As soon as you finish eating, the bacteria in the mouth begin to work, since they feed on the remains that are accumulated on the teeth, and between teeth. Such remains are metabolized and digested and as a consequence of the process the bacteria produce acids. These acids are those that demineralize enamel, and they are corroding it little by little, and that is what a cavity is.
Saliva plays an important role in preventing this from happening. First because a tooth covered in saliva is less prone to cavities. Thus, the upper incisors, which in many children are exposed to the air when the lips are at rest, are more prone to cavities. Air dries and causes plaque to adhere to the tooth, and if the lip does not rub against the tooth surface, and the saliva has no option to perform its cleaning function, that tooth remains dirty longer.
Children who breathe through their mouths or those who sleep with their mouths ajar have more cavities than those who sleep through the nose.
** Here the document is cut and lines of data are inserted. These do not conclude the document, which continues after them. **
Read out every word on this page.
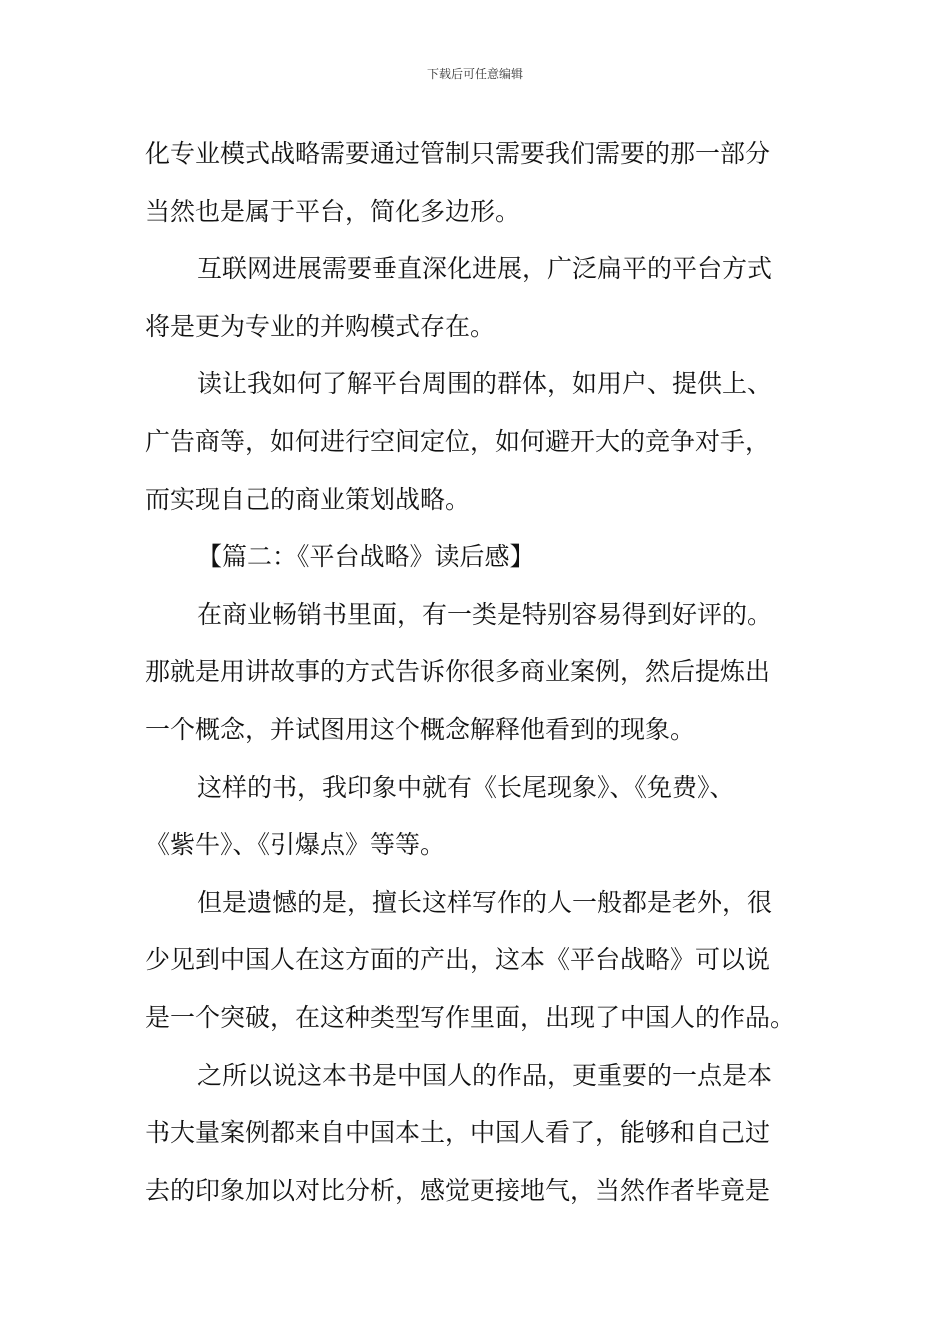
下载后可任意编辑
化专业模式战略需要通过管制只需要我们需要的那一部分
当然也是属于平台，简化多边形。
互联网进展需要垂直深化进展，广泛扁平的平台方式
将是更为专业的并购模式存在。
读让我如何了解平台周围的群体，如用户、提供上、
广告商等，如何进行空间定位，如何避开大的竞争对手，
而实现自己的商业策划战略。
【篇二：《平台战略》读后感】
在商业畅销书里面，有一类是特别容易得到好评的。
那就是用讲故事的方式告诉你很多商业案例，然后提炼出
一个概念，并试图用这个概念解释他看到的现象。
这样的书，我印象中就有《长尾现象》、《免费》、
《紫牛》、《引爆点》等等。
但是遗憾的是，擅长这样写作的人一般都是老外，很
少见到中国人在这方面的产出，这本《平台战略》可以说
是一个突破，在这种类型写作里面，出现了中国人的作品。
之所以说这本书是中国人的作品，更重要的一点是本
书大量案例都来自中国本土，中国人看了，能够和自己过
去的印象加以对比分析，感觉更接地气，当然作者毕竟是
In the same way, children who have no gap between tooth and tooth, which is normal, they are much more prone to cavities because saliva does not pass and cleans between teeth.
Diseases, and more commonly, medicines that change the composition or amount of saliva they also increase the risk of cavities, and this is what happens with bronchodilators and corticosteroids commonly used for the treatment of asthma and other bronchial diseases. That is why it is important after use to brush your child's teeth.
As we see, no 'acid saliva'. Acid is the medium in which that saliva appears. Saliva has a practically constant composition when it is secreted into the oral cavity, but if this mouth has bacteria processing food, that medium is already acidic. Just as the water in a river is 'acid' or not depending on the rocks in its path. The saliva will try to counteract this acidity. Let us bear in mind that for a mouth to be healthy, saliva is the great protective factor that must be present, and control all those variables that can modify the amount of saliva. A dry mouth is a sick mouth.